Singapore's Martina Lindsay Veloso, 15, has two medals around her neck -- an individual bronze, and a team silver. Both are from the women's 10m Air Rifle of the 2015 ISSF Junior Cup in Suhl, Germany.

In yesterday's final, Veloso secured third place as she overcame Rachel Martin of the USA.

After being tied in third place with Rachel twice, Veloso was in fourth -- one shot close to her elimination.

That's when she pulled a 10.2 out of her hat. Rachel was out, and Veloso was now in third -- making her way to the bronze medal.

It was Veloso's first international medal this season, one that she was waiting for eagerly -- her 2014 was a successful year, raising hopes that added pressure on her 2015.

Last year in Munich, Veloso became the youngest World Cup gold medalist in the ISSF history. She was just 14.

Two months later, she won a silver medal at the Youth Olympics in Nanjing, China.

In March of the same year, Veloso had won a gold medal as a junior at the Asian Shooting Championships in Kuwait City.

But Veloso still hadn't won anything this season. Last May, she had come in 43rd at the ISSF World Cup stage in Fort Benning.

Finally, in Suhl, the season's first medal came.

To win, Veloso had "to go back to ground zero."

"Like, not let the past competitions hinder in the back of my head," Veloso says. "I have to restart again, and I'll become better. If not, I'll get pressure and I won't shoot so well."

To stay motivated, Veloso says, she thinks "that there are more people, and that more people are getting stronger as well."

During the competition in Suhl, fans are making a lot of noise -- clapping, shouting, playing stadium horns.

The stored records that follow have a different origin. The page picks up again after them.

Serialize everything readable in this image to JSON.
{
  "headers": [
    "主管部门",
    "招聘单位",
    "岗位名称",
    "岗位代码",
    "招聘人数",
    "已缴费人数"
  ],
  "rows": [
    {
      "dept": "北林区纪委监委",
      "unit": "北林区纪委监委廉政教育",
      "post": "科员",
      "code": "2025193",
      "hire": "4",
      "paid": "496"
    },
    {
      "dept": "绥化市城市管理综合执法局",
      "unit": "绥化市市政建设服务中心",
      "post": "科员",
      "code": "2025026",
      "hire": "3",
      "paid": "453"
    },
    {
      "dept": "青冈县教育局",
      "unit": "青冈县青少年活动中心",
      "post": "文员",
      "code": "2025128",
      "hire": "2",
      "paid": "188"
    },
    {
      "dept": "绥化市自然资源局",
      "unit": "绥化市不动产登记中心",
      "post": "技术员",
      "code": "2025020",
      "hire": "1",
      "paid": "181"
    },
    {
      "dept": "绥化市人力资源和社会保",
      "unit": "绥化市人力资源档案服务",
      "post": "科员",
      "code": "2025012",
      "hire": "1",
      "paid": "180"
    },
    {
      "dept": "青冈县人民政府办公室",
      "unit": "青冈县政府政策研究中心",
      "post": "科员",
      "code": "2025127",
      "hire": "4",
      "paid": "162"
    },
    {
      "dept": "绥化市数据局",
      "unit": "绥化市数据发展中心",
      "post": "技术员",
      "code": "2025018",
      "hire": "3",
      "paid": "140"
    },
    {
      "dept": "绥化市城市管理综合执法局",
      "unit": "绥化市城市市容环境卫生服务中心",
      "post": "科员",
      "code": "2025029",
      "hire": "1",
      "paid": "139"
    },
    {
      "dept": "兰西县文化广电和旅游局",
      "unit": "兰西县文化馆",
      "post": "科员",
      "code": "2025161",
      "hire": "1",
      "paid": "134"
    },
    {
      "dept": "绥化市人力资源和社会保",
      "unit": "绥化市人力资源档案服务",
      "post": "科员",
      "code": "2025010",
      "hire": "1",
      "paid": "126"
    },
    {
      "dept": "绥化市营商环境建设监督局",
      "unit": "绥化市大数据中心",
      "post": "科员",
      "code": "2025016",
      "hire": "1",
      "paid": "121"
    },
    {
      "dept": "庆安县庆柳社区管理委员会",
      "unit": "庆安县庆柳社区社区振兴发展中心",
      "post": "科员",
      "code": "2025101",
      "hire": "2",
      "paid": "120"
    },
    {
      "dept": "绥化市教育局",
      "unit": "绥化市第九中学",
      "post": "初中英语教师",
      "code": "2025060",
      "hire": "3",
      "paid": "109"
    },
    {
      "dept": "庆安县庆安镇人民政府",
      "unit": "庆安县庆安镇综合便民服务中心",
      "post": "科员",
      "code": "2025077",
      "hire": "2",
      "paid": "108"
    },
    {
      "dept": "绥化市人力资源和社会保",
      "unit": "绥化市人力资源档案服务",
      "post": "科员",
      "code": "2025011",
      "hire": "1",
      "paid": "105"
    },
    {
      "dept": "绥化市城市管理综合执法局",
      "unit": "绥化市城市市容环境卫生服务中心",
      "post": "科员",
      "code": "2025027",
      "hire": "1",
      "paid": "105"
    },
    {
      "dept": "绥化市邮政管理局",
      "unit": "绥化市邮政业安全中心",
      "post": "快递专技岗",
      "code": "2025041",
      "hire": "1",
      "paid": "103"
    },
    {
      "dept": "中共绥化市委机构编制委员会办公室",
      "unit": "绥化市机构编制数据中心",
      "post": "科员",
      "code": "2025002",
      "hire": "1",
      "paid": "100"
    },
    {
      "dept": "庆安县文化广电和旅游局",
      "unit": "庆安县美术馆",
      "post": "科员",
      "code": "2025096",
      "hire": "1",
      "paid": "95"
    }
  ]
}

This kind of support, Veloso says, makes shooters "more nervous."

"We have to try to calm ourselves down very fast," says Veloso, who does "breathing exercises of visualization" to do that herself -- that is, "you think about your shot routine and stuff, like what you're gonna do for the next shot."

Learning "to settle down faster," -- to avoid pressure -- seems to be Veloso's main concern, and what she most wants to improve in her shooting.

Back home in Singapore, Veloso and her coach Lim Chea Rong "play different musics" during trainings to get her used to the noise -- "to simulate the actual final itself."

"We've been doing that for the past few months," Veloso says. "I have to train more with that. So that when I shoot I won't get so affected [by the noise]."

"Sometimes it works, but during training and competititon the pressure level is different. So it's not that easy to get the same type of pressure level during training."

To get used to the noise, Veloso says, she needs more experience.

"I have to go to more competitions," she says. "More international competitions -- you see other countries, you see some very good shooters."

And although she learns from other shooters, Veloso still looks to coach Lim whenever she needs advice.

"Everything's from my coach," Veloso says.

Coach Lim also thinks that Veloso should work to keep her cool better -- "to calm myself down quickly," "to settle down."

This is a problem Veloso should hope having for a long time still. As long as she has to deal with the pressure of fans making noise, that will mean she's somewhere important -- trying to calm herself down to win a gold. It's a nice problem to have.